Indian biotechnology company

Concord Biotech Limited (CBL) is an Indian biotechnology company headquartered in Ahmedabad. The company manufactures fermentation-based biopharmaceutical active pharmaceutical ingredients (APIs) sold worldwide.

It manufactures biopharmaceutical products across therapy segments such as immunosuppressant, oncology, antifungal, antibacterial and anthelmintic. It has two manufacturing facilities–at Dholka near Ahmedabad, which is approved by USFDA, and at Limbasi in Kheda district.

==History==
Concord Biotech was founded in 2000 by Sudhir Vaid, a former director at Ranbaxy Laboratories. It was the first company in India, and the second in the world to develop an anti-immuno suppressant tacrolimus.
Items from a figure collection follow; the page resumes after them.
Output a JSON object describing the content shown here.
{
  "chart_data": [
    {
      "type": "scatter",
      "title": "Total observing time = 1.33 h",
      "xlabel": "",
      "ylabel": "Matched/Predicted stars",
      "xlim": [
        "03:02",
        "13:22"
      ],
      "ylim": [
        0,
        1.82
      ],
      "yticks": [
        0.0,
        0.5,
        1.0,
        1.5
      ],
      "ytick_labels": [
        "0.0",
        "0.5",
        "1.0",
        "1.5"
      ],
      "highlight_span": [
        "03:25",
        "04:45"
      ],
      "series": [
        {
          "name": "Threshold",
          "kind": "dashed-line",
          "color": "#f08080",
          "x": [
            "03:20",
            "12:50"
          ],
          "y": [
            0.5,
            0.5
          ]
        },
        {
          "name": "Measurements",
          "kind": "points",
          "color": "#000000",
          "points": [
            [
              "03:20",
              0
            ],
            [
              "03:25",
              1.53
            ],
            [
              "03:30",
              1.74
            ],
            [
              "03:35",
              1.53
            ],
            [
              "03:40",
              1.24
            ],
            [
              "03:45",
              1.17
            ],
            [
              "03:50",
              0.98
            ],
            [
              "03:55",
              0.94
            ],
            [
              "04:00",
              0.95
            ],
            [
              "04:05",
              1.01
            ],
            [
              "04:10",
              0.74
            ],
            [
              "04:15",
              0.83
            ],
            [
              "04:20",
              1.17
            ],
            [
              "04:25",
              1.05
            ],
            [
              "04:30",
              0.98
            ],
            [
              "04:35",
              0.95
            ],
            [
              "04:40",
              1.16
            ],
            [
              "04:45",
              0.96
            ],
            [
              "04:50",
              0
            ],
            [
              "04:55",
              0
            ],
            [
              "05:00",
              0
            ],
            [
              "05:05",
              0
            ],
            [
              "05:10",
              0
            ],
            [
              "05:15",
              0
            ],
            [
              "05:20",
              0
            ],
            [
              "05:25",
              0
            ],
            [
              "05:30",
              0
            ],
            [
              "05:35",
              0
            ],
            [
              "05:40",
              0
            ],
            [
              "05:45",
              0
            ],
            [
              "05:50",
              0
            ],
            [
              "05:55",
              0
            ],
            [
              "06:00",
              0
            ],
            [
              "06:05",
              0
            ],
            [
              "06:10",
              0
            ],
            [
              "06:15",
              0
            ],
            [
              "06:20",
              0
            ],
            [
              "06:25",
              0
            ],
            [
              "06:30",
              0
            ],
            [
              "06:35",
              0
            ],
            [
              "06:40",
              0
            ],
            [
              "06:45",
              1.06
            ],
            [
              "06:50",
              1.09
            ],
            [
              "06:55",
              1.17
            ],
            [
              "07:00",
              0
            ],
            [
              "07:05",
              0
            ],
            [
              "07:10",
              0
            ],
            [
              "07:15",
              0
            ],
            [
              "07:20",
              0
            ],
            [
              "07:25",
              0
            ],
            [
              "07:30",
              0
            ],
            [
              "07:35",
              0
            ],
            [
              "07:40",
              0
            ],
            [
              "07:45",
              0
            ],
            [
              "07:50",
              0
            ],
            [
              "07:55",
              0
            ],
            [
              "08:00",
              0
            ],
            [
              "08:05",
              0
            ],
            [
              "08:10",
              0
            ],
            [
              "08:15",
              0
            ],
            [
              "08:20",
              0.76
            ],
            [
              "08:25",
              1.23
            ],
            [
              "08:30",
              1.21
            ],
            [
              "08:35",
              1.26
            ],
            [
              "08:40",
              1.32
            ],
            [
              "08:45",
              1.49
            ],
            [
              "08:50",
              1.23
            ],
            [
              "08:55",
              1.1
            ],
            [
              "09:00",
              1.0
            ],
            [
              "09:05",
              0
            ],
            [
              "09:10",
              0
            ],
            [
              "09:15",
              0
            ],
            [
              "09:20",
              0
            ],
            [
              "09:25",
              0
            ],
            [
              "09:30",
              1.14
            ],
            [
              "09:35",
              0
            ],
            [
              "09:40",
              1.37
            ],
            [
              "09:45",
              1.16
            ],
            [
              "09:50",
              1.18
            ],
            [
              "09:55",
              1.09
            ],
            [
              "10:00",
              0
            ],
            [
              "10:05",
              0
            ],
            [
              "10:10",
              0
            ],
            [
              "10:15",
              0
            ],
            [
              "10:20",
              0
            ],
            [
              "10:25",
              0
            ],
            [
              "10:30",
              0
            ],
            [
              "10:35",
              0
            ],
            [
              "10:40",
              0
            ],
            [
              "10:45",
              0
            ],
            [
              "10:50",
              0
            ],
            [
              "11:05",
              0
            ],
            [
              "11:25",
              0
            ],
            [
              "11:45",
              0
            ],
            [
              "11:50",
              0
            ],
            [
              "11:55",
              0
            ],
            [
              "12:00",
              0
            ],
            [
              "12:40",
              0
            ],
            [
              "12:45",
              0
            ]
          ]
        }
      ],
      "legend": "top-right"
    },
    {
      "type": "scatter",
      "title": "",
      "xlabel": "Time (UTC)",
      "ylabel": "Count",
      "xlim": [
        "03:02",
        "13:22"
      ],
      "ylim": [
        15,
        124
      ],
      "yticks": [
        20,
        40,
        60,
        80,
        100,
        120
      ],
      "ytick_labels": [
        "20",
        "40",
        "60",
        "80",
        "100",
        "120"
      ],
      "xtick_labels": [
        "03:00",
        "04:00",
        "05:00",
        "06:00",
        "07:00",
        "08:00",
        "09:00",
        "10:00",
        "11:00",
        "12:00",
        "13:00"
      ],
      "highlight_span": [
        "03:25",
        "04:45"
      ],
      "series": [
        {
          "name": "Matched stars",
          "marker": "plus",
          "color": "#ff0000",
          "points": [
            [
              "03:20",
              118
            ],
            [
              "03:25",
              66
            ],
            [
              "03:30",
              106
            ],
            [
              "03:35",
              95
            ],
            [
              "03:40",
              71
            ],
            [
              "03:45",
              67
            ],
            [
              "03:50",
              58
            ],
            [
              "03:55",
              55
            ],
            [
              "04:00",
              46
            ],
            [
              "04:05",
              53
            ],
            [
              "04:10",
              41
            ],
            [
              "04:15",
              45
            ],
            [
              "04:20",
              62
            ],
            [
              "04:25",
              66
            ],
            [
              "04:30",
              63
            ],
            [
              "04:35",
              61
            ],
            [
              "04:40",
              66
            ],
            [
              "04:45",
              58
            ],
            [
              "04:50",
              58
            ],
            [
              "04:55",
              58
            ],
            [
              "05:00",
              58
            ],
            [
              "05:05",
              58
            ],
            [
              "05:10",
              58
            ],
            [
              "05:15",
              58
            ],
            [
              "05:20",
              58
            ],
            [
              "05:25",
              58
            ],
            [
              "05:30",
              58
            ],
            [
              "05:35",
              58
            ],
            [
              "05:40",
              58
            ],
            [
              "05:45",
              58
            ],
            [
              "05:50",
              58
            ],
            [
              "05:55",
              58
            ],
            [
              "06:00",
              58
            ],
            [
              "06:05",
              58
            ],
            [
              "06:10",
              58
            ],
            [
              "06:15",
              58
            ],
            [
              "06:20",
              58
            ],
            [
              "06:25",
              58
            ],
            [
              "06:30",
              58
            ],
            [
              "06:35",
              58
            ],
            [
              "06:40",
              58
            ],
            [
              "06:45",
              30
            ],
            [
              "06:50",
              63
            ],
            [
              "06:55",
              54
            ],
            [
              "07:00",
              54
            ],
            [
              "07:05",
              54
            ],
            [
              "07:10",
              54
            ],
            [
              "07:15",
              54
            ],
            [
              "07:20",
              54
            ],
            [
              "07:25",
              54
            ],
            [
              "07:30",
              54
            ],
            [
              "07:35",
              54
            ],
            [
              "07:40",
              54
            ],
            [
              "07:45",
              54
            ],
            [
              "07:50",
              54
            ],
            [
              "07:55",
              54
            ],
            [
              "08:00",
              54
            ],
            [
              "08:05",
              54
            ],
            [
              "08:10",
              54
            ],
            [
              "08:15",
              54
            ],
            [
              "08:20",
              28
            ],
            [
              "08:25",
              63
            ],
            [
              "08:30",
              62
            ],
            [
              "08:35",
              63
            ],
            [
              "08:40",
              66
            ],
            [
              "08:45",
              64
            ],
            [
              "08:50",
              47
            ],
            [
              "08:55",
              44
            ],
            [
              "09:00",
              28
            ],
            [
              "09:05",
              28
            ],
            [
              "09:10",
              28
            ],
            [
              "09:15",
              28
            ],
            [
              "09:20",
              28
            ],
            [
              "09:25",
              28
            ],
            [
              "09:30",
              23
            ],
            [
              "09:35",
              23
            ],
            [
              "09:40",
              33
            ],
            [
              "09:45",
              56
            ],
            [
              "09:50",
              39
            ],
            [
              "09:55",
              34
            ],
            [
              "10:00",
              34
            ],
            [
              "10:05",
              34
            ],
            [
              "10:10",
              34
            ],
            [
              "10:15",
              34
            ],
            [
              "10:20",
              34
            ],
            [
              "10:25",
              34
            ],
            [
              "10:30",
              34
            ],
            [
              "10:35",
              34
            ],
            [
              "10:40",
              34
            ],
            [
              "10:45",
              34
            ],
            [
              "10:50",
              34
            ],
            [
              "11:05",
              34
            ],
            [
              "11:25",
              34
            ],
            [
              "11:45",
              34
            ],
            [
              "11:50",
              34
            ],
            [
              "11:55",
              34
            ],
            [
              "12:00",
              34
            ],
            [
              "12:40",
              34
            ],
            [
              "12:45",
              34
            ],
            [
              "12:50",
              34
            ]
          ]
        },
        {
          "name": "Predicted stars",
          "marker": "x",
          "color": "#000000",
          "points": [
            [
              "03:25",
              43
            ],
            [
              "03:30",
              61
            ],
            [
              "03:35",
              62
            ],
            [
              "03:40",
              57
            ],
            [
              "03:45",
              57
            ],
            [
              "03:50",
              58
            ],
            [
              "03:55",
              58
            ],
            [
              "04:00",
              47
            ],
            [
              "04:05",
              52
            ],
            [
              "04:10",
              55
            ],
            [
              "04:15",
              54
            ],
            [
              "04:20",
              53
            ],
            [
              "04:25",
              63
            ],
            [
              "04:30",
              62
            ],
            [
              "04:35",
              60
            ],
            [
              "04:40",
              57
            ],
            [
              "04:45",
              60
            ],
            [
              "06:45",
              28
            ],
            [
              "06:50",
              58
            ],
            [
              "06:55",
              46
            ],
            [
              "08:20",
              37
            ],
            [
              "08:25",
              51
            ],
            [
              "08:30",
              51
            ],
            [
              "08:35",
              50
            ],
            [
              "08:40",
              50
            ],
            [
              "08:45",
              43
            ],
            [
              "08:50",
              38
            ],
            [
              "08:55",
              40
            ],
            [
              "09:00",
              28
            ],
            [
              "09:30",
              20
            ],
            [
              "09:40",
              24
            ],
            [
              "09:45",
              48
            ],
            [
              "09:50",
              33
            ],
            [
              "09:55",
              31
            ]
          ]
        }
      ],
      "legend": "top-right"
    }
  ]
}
In 2004, Rakesh Jhunjhunwala acquired around 14% stake in the company. In 2005, Hyderabad-based Matrix Laboratories acquired 55% stake in the company, by buying partial shareholding of Vaid and Jhunjhunwala. After Matrix Laboratories was acquired by Mylan, the latter sold back its stake in Concord Biotech to Vaid and Jhunjhunwala in 2009.

Quadria Capital acquired a 20% stake in Concord Biotech in 2016. Jhunjhunwala's Rare Enterprises holds 24% stake in the company. Quadria Capital sold its entire stake in Concord Biotech's 2023 initial public offering.